The cars we loved.
If there was ever a point in the Mustang’s history where it tried to be everything to everyone in one model, it might have been with the 1982 – 83 GLX Series Mustangs. The ideal of a luxurious Mustang started with the long options list of the original ‘60s cars before becoming a true luxury model with the 1969 Grande hardtop. Although nearly any Mustang could be lavished with luxury options, the ideal of a consistant luxury model did not gain steam until the second generation.
Those cars lacked the performance to be much more than smaller Thunderbird alternatives. The luxury and sport Mustang proved elusive until the Fox bodied cars arrived. By 1982 the Mustang model mix had shifted with a range that included four models with the GT being the top for performance and the GLX for luxury. The GLX could be had with the full range of engines that were available in Mustangs at the time, but a new 3.8 L V6 had become the most popular configuration. It was also available in notchback or hatchback body styles.
While any Mustang promises a certain level of performance and road handling, the GLX offered luxury and performance if optioned with the V8. It was the most posh Mustang you could buy and in many respects the most grown-up alternative for those who just had to have a pony car without ducts, stripes and spoilers. In many respects it was a GT (or could be) without all the boy racer aero bits.
Initially the convertible Mustang came only as a GLX model. Beyond the novelty of being the first 3rd gen factory drop top, the GLX offered more performance than the Buick Riviera and Chrysler LeBaron. It seems almost inconceivable that those cars would compete with a Mustang, but Ford had high hopes for the GLX initially, even if customers never saw Ford’s pony car in that league – after all there was the Thunderbird for that.
Convertibles had a standard power up feature and rear quarter windows that could be rolled down manually. For those who wanted the increased rigidity of a hard top, they could have the best of both worlds with an optional t-roof.
Inside all GLX trimmed cars sported a faux woodgrain dash and four spoke steering wheels that either resembled the ones in the Thunderbird or a hole-in-the-spoke performance look. The shifter be it a four speed automatic or the rare 5 speed manual were console mounted. Leather seats were also an option. How close to the Thunderbird in feel depended on other options that could make the Mustang look like a wire wheeled competitor to the LeBaron or Riviera.
There was also the option of blackout trim with the same TRX wheels available on the GT. This configuration came very close to the Mercury Capri in its approach to “Euro styled” sophistication in a pony car.

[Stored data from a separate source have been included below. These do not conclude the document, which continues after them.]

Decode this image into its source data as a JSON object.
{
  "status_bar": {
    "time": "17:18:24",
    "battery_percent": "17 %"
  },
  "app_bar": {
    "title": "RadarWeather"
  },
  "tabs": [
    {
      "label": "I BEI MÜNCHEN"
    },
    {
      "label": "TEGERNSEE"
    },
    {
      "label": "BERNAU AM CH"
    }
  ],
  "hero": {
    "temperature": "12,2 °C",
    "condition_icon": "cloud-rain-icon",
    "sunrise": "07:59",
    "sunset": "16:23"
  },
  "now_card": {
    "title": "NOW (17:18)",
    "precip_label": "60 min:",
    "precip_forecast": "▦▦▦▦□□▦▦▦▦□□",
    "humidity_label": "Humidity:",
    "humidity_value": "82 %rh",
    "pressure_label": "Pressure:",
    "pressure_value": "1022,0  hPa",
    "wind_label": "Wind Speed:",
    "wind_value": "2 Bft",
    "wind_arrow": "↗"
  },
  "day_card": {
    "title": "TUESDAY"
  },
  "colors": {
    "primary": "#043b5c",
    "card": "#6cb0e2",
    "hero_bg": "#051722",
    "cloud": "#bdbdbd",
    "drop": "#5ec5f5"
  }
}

By the time dealers added their own options (spoilers etc), the multiple choice GLX could resemble anything from the V8 GT to 4 cylinder Ghia. The GLX was a successful concept for the Mustang and eventually evolved into the LX that would become the enthusiast favorite due to its V8 availability and slightly lighter weight over the spoilered and ground effected GT.
Today at over $40k for a loaded GT, the ideal of a luxurious Mustang is just a matter of checking the right options. Even the four cylinder turbo cars go further in refinement and luxury than the old GLX ever did. So the old saying still applies that you can have your cake and eat it too as a 300+ hp Mustang can have heated leather seats, power everything and still manage 30 mpg. Pony car luxury has come a long way.